I first noticed it while reading Us in Pieces: Stories of Shattered Souls (2022), an interconnected group of novellas and short stories about a family of survivalists and… some other things that I wouldn’t dream of revealing. Dimaro crafted a backstory for the two human monsters in that book that gave me whiplash: there was a moment when I realized that he was going to make me feel for them a little, and I wanted to throw the book across the room. But you’re in careful hands in a Dimaro book, and a scant few pages later I found myself thinking, “well, I don’t exactly condone any of this, but I see how you got to the point where you’re doing it.” Dimaro knows that monsters make monsters.

That superpower is so important to Humane Sacrifice: The Story of the Aztec Killer. Melvin, a sad-sack man who lives in his abusive, domineering mother’s basement, adores his cat, Lucy, who is dying of a cancerous tumor. He can’t afford a surgery that may or may not save Lucy’s life, but he refuses to have his only friend put to sleep. He’s visited by a mysterious man (a worthy entry in a long line of mysterious men offering your heart’s desire, including Ray Bradbury’s Mr. Dark in Something Wicked This Way Comes and Stephen King’s Leland Gaunt from Needful Things) who presents him with a way to save Lucy, one that eventually involves becoming the world’s most inept serial killer, dubbed “the Aztec Killer” by the press. Life gives life, you see, and what will save Lucy is the still-beating hearts of people who have wronged Melvin. And when he runs out of people who have wronged him, well. Nobody will ever love you as much as your pet loves you, and that kind of love deserves certain sacrifices.

Dimaro’s superpower is evident in two ways: first, in outlining how Melvin came to be the sad-sack basement-dweller that he is, and second, in painting a truly moving portrait of how a pet can absolutely save your life, give you a reason for living, an escape from the slings and arrows that existence can send your way. For Melvin, those slings and arrows take the form of a lifetime of vicious abuse at the hands of his mother, who becomes his first victim. But you know, she sort of deserves it, so we’re still in Melvin’s corner, especially when the crazy method seems to work: Lucy’s health improves. As the book progresses, “deserve it” turns out to be a slippery slope.

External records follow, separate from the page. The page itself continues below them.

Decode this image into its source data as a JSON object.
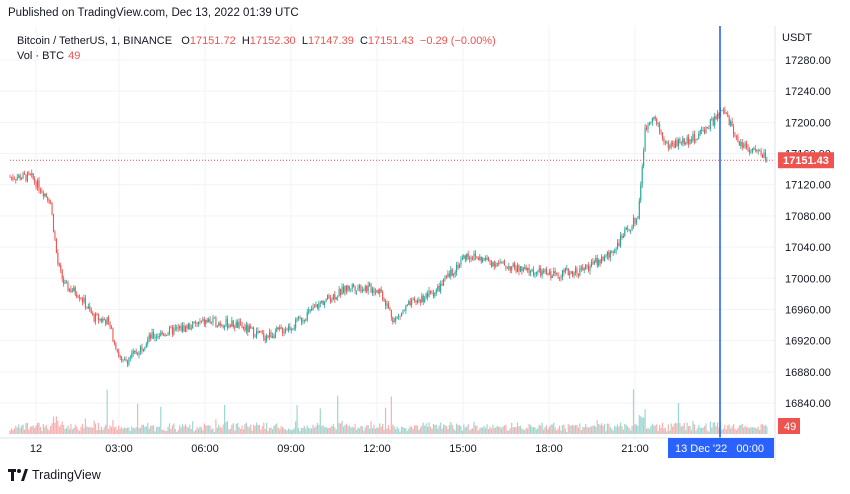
{
  "header": {
    "published": "Published on TradingView.com, Dec 13, 2022 01:39 UTC"
  },
  "legend": {
    "symbol": "Bitcoin / TetherUS, 1, BINANCE",
    "open_label": "O",
    "open": "17151.72",
    "high_label": "H",
    "high": "17152.30",
    "low_label": "L",
    "low": "17147.39",
    "close_label": "C",
    "close": "17151.43",
    "change": "−0.29 (−0.00%)",
    "vol_label": "Vol · BTC",
    "vol_value": "49"
  },
  "axis": {
    "currency": "USDT",
    "price_labels": [
      "17280.00",
      "17240.00",
      "17200.00",
      "17160.00",
      "17120.00",
      "17080.00",
      "17040.00",
      "17000.00",
      "16960.00",
      "16920.00",
      "16880.00",
      "16840.00"
    ],
    "time_labels": [
      "12",
      "03:00",
      "06:00",
      "09:00",
      "12:00",
      "15:00",
      "18:00",
      "21:00"
    ],
    "last_price": "17151.43",
    "vol_badge": "49",
    "crosshair_time": "13 Dec '22   00:00"
  },
  "colors": {
    "up": "#26a69a",
    "down": "#ef5350",
    "crosshair": "#2962ff",
    "grid": "#f0f3fa"
  },
  "footer": {
    "brand": "TradingView"
  },
  "chart_data": {
    "type": "candlestick",
    "title": "Bitcoin / TetherUS, 1, BINANCE",
    "ylabel": "USDT",
    "ylim": [
      16820,
      17300
    ],
    "x_ticks": [
      "12",
      "03:00",
      "06:00",
      "09:00",
      "12:00",
      "15:00",
      "18:00",
      "21:00"
    ],
    "last_close": 17151.43,
    "close_path_hourly": [
      {
        "t": "23:50",
        "v": 17130
      },
      {
        "t": "00:30",
        "v": 17100
      },
      {
        "t": "00:45",
        "v": 17020
      },
      {
        "t": "01:00",
        "v": 16990
      },
      {
        "t": "01:30",
        "v": 16980
      },
      {
        "t": "02:00",
        "v": 16950
      },
      {
        "t": "02:30",
        "v": 16945
      },
      {
        "t": "03:00",
        "v": 16890
      },
      {
        "t": "03:30",
        "v": 16905
      },
      {
        "t": "04:00",
        "v": 16925
      },
      {
        "t": "05:00",
        "v": 16935
      },
      {
        "t": "06:00",
        "v": 16945
      },
      {
        "t": "07:00",
        "v": 16940
      },
      {
        "t": "08:00",
        "v": 16925
      },
      {
        "t": "09:00",
        "v": 16940
      },
      {
        "t": "10:00",
        "v": 16970
      },
      {
        "t": "11:00",
        "v": 16990
      },
      {
        "t": "12:00",
        "v": 16985
      },
      {
        "t": "12:30",
        "v": 16945
      },
      {
        "t": "13:00",
        "v": 16965
      },
      {
        "t": "14:00",
        "v": 16985
      },
      {
        "t": "15:00",
        "v": 17030
      },
      {
        "t": "16:00",
        "v": 17020
      },
      {
        "t": "17:00",
        "v": 17010
      },
      {
        "t": "18:00",
        "v": 17005
      },
      {
        "t": "19:00",
        "v": 17010
      },
      {
        "t": "20:00",
        "v": 17030
      },
      {
        "t": "21:00",
        "v": 17080
      },
      {
        "t": "21:15",
        "v": 17190
      },
      {
        "t": "21:30",
        "v": 17210
      },
      {
        "t": "22:00",
        "v": 17170
      },
      {
        "t": "23:00",
        "v": 17180
      },
      {
        "t": "00:00",
        "v": 17215
      },
      {
        "t": "00:30",
        "v": 17175
      },
      {
        "t": "01:39",
        "v": 17151.43
      }
    ],
    "volume_max_btc_label": "49"
  }
}
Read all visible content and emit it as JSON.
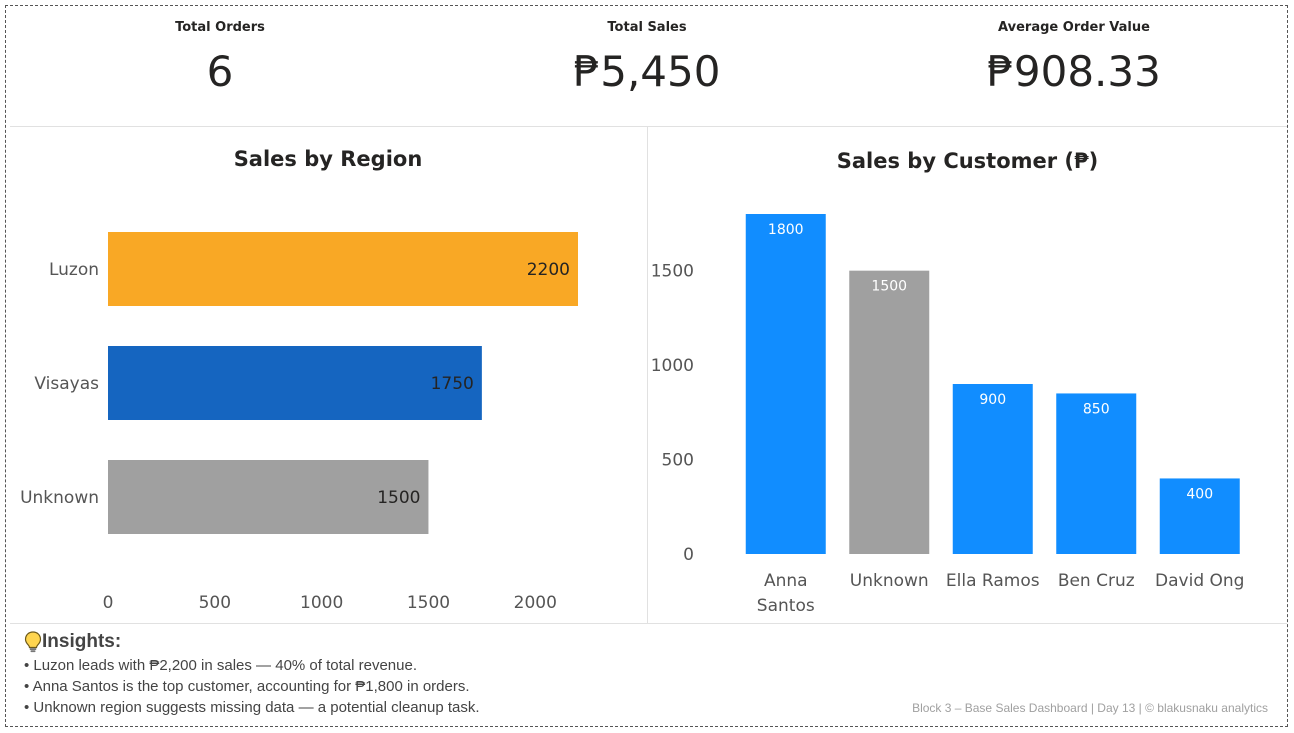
{
  "kpis": [
    {
      "label": "Total Orders",
      "value": "6"
    },
    {
      "label": "Total Sales",
      "value": "₱5,450"
    },
    {
      "label": "Average Order Value",
      "value": "₱908.33"
    }
  ],
  "chart_data": [
    {
      "type": "bar",
      "orientation": "horizontal",
      "title": "Sales by Region",
      "categories": [
        "Luzon",
        "Visayas",
        "Unknown"
      ],
      "values": [
        2200,
        1750,
        1500
      ],
      "colors": [
        "#F9A825",
        "#1565C0",
        "#A0A0A0"
      ],
      "xticks": [
        0,
        500,
        1000,
        1500,
        2000
      ],
      "xlim": [
        0,
        2400
      ],
      "data_labels": true,
      "grid": false
    },
    {
      "type": "bar",
      "orientation": "vertical",
      "title": "Sales by Customer (₱)",
      "categories": [
        "Anna Santos",
        "Unknown",
        "Ella Ramos",
        "Ben Cruz",
        "David Ong"
      ],
      "values": [
        1800,
        1500,
        900,
        850,
        400
      ],
      "colors": [
        "#118DFF",
        "#A0A0A0",
        "#118DFF",
        "#118DFF",
        "#118DFF"
      ],
      "yticks": [
        0,
        500,
        1000,
        1500
      ],
      "ylim": [
        0,
        1900
      ],
      "data_labels": true,
      "grid": false
    }
  ],
  "insights": {
    "title": "Insights:",
    "icon": "lightbulb-icon",
    "items": [
      "• Luzon leads with ₱2,200 in sales — 40% of total revenue.",
      "• Anna Santos is the top customer, accounting for ₱1,800 in orders.",
      "• Unknown region suggests missing data — a potential cleanup task."
    ]
  },
  "footer": "Block 3 – Base Sales Dashboard | Day 13 | © blakusnaku analytics"
}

Fans of extreme body horror will find lots to love here, because that slope is slippery with blood and viscera, extracted from the body with Melvin’s bare hands, a process that Dimaro describes in disgusting, loving detail. This is not a book for the squeamish, and there were paragraphs that I had to skim because the descriptions are stomach-churning. There’s also… humor? This book is funny? I think it is—an incredibly dark humor that could easily pass unnoticed. There are chapters where I found myself giggling while feeling vaguely ill, since some of the funniest parts are also the most disgusting.

If you haven’t read Dimaro yet, this is a great place to start on the extensive output of one of my favorite Canadian horror writers.